Органон : Литературный журнал
 

  скрупулы
Блогосфера Органона

 

  Рождественская сказка и Снова о Рождестве 25.12.2007: ТАТЬЯНА ЛИПОВКИНА


Рождественская сказка

Хайме, друг и соратник короля Дитриха Бернского, на склоне лет решил покреститься и пойти в монахи. Чтобы братия не прибрала к рукам его имущество, он, что мог, сам раздал бедным, а своё оружие и доспехи спрятал поглубже в одной из пещер недалеко от Боденского озера. В монастыре он изо всех сил смирял себя, но не сильно в этом преуспел, хотя и очень старался. Говорят, что именно с ним произошла та история, которую потом стали рассказывать о Гильоме Оранжском. Случилось так, что неподалёку от монастыря поселилась разбойничья банда, взявшая за привычку грабить честных братьев - особенно по вечерам, когда те возвращались в монастырь с милостыней, собранный за день. Хайме, которого в монастыре называли братом Людвигом, долго пытался относиться к этому с подобающим философским смирением, как прочие братья, но в конце концов не вытерпел и пришёл к настоятелю за советом.

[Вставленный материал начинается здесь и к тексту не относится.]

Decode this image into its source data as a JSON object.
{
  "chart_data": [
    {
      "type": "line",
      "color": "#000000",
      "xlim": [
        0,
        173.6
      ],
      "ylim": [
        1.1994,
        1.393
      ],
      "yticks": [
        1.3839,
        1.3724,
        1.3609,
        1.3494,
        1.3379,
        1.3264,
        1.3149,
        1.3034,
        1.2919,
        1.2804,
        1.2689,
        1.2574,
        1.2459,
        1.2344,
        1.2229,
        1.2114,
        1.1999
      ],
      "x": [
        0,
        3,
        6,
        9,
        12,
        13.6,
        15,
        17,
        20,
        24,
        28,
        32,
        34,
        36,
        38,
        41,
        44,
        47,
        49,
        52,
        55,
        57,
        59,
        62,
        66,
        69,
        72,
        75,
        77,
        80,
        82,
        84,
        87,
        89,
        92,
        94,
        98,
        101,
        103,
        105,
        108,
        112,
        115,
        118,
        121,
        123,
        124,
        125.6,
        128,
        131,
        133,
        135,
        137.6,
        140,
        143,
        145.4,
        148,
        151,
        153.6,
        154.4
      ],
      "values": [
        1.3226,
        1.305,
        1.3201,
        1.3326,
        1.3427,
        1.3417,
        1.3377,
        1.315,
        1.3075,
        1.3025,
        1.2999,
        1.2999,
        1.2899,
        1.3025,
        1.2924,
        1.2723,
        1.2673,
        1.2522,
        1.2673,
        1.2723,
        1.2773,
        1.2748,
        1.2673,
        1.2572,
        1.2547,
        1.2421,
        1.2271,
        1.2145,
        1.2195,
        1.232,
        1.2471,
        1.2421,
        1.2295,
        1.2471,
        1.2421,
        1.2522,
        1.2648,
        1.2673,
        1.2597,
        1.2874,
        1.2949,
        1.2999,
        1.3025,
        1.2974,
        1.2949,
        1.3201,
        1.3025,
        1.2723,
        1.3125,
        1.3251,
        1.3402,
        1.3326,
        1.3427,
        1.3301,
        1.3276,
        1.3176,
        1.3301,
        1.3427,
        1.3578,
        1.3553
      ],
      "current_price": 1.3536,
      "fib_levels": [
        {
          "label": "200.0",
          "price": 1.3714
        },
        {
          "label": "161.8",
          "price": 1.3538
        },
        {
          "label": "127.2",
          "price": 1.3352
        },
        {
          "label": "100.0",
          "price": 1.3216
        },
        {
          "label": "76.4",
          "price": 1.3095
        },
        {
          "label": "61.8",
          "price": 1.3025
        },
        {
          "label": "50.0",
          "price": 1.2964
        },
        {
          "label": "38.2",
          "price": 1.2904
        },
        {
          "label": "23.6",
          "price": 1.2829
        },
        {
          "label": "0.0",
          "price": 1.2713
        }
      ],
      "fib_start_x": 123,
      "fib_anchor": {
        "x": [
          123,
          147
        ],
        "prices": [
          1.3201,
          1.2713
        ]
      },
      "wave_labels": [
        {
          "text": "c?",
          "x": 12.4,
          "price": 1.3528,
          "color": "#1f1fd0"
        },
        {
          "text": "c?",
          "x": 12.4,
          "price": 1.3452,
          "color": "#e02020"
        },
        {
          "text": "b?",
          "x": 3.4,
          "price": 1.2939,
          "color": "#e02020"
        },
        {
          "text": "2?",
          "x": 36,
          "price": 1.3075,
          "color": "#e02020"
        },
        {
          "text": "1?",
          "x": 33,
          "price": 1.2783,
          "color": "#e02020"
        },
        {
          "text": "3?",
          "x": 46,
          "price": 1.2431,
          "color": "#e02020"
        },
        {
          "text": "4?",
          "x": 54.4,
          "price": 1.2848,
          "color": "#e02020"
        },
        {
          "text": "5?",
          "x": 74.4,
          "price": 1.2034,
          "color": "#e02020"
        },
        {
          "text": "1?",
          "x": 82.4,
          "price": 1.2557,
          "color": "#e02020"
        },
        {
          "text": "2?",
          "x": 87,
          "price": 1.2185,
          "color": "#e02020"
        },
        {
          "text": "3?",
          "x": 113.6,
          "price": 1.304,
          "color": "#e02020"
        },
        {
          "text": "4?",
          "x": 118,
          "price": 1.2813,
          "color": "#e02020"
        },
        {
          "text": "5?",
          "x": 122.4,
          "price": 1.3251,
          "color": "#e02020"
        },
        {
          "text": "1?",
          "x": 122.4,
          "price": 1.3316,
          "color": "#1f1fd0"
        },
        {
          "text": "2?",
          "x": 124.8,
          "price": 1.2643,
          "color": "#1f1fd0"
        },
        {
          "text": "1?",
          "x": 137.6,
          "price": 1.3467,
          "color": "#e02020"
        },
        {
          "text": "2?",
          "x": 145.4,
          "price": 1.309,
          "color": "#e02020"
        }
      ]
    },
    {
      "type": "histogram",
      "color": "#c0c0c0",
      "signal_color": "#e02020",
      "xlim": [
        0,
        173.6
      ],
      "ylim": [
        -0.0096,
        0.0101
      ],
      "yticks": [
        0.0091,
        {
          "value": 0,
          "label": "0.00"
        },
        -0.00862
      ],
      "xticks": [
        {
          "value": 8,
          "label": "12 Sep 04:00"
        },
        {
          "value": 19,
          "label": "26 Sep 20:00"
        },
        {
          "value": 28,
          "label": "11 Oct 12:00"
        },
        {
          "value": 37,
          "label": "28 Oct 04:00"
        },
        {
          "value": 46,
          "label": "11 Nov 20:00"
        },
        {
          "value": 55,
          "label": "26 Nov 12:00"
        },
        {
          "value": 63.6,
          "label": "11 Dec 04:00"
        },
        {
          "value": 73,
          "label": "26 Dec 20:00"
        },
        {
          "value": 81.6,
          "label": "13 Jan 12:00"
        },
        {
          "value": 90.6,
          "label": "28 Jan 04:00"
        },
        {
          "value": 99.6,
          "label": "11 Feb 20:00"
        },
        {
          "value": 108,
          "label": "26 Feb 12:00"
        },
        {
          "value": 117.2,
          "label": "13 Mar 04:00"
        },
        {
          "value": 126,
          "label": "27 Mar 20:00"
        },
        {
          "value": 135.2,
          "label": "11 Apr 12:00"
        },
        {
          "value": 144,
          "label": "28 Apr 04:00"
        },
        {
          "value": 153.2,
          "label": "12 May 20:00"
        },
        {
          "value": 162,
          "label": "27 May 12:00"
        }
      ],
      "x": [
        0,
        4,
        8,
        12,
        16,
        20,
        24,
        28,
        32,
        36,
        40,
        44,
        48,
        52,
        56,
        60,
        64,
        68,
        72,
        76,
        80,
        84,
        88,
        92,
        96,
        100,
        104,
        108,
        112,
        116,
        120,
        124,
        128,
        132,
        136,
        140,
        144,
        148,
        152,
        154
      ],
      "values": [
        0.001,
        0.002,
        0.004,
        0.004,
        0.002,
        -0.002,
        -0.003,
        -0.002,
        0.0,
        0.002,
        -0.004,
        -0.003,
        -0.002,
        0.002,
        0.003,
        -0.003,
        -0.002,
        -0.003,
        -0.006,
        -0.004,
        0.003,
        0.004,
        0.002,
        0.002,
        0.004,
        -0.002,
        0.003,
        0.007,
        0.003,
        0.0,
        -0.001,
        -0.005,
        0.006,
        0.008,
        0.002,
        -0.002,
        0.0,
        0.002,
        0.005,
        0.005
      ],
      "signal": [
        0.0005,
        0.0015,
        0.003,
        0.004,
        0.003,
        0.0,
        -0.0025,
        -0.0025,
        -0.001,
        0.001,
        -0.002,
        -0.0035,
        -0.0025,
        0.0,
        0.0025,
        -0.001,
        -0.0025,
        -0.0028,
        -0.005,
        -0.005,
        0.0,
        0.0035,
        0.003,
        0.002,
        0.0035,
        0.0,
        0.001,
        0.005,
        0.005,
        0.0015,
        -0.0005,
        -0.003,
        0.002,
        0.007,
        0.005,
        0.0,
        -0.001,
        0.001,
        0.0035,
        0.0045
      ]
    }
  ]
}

- Увы, сын мой, - в сокрушении ответил ему настоятель, - тут мы ничего не можем сделать. Устав запрещает нам сопротивляться насилию и велит отдавать ближнему всё, что этот самый ближний, будь он трижды неладен, у нас потребует. Посему умерь свой гнев и подчинись обстоятельствам.

- Скажите, отец, - не отставал брат Людвиг, - а до каких пределов я должен подчиняться обстоятельствам? Что делать, если эти мерза… если эти добрые люди потребуют всё, что другие добрые люди пожертвовали мне на нужды нашей обители?

- Ну, как - что делать? Отдать, разумеется.

- Всё до последнего гроша?

- Всё до последнего гроша.

- Хотел бы я, чтобы черти в аду жили по таком уставу, отче... А если от меня потребуют, чтобы я, к примеру, отдал свой плащ?

- Отдашь и плащ.

- А если потребуют рясу?

- Отдашь и рясу и благословишь того, кто её у тебя забирает.

- Ужо я бы его благословил, будь моя воля… А если он захочет нательную рубаху?

- И её отдашь.. хотя, честно говоря, не могу себе представить бедолагу, который бы на неё польстился.

- Ну, а штаны, отче? Что, я и штаны должен отдать, если они вдруг понравятся этим своло… этим бедолагам?

- Ну, об этом можешь не беспокоиться. Уж на что, на что, а на эту-то рвань уж точно никто не позарится

- И всё же, отче? Вдруг да найдётся кто-нибудь - что тогда?

- Ну.. штаны - ладно. Штаны, положим, я тебе разрешаю не отдавать. А теперь ступай и впредь не тревожь меня по таким пустякам.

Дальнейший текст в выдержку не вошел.